Downtime can be fatal in the digital age, warns Veeam

'Nine out of ten companies that have suffered a serious data centre outage have been forced to close operations,' says Russell Nolan

Enterprise architecture is becoming more complicated, spread across data centres and various cloud providers. At the same time, the requirement for 365x24x7 uptime and robust data security is growing more pressing by the day.

The capabilities offered by cloud have ushered in the digital era, raising expectations accordingly. So now when Office 365 goes down for an hour, or more seriously a VM goes offline in an airline's data centre, the consequences can be severe, as BA found out recently.

Entire business processes are now predicated on systems being always-on. The advent of multi-cloud or best-in-breed cloud services brings new possibilities to large organisations, but at the price of yet more complexity. There's an old adage that complexity is the enemy of security, so how can the imperatives of increased functionality and availability be matched with those of data security and compliance?

The answer, in part at least, is a focus on the basics, stored on two different media with at least one being maintained offsite.

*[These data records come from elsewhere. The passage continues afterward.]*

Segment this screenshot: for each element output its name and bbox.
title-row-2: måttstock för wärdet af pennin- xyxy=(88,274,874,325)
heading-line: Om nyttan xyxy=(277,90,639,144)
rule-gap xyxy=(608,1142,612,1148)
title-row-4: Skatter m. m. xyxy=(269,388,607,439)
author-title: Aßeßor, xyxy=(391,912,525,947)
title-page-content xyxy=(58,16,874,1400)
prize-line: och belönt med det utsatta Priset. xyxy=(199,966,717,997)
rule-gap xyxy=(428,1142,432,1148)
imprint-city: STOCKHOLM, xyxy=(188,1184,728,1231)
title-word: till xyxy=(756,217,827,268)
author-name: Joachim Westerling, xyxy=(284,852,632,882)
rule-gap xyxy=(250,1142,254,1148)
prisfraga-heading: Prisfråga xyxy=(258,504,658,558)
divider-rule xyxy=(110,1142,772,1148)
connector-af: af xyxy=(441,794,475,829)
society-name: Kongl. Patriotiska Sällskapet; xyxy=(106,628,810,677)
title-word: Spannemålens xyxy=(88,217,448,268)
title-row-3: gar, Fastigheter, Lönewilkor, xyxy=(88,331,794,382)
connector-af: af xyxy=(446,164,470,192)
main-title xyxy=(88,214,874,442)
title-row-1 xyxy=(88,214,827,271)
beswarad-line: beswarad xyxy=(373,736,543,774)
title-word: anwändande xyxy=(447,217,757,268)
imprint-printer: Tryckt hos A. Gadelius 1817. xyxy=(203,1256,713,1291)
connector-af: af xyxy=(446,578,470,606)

"Companies should adhere to best practice like the 3-2-1 rule," Russell Nolan, Senior System Engineer at data management firm Veaam told the audience at Computing's Cloud & Infrastructure Summit last week. The numbers, Nolan explained, stand for three copies of all important files, saved on two different media with one being offsite.

Among most popular uses of public cloud is BaaS or backup as a service, so one might have assumed that the ‘one' aspect of the 3-2-1 rule - offsite storage - would be pretty much taken care of by now.

Not so, Nolan said.

"Almost 40 per cent of businesses don't send their data offsite," he said. "That means that they are not following the 3-2-1 rule".

The reasons for this are around costs and complexity, he said. It is not just about securing data, it's being able to recover it at a moment's notice.

"Nine out of ten companies that have suffered a serious data centre outage have been forced to close operations," Nolan pointed out.

While many individual cloud providers may detail recompense for any outages in their SLAs, this will often arrive after the damage has been done. Nolan gave the example of Office 365.

"Microsoft's SLA is only 90 days," said Nolan "It's enforced financially, so they will pay you compensation, but if your email goes down with 89 days to go that's not particularly helpful."

Applications hosted in cloud IaaS like AWS or Azure are also vulnerable to service outages. Again, compensation may be available, but it could be too little and too late to make up for damaged reputation and financial loss.

With data and applications spread over so many different platforms, managing backup, governance and recovery requires an overarching platform that can centralise the management of backup and recovery, Nolan said.

As a company Veeam, has grown from its origins in data centre backups, to providing backups, recovery and availability in the hybrid cloud - now the de facto operating model in many organisations. However, there has historically been an imbalance between the controls available across the various platforms.

"Providing granular access in the public cloud space has always been difficult," Nolan explained.

However, this is now changing and Veeam's agentless solutions are able to provide backup and availability across AWS with agent-based software doing the same for data and applications hosted on Windows and Azure.

The company's soon-to-be-released Availability Orchestrator aim's to tie all this functionality together by providing enterprises with a DR orchestration engine for the Veeam's backup and recovery and availability suites.

"It does more than just back things up, it provides more control over hardware changes during failover and failback and it has built-in documenting, updating, and reporting of DR plans for compliance," Nolan said.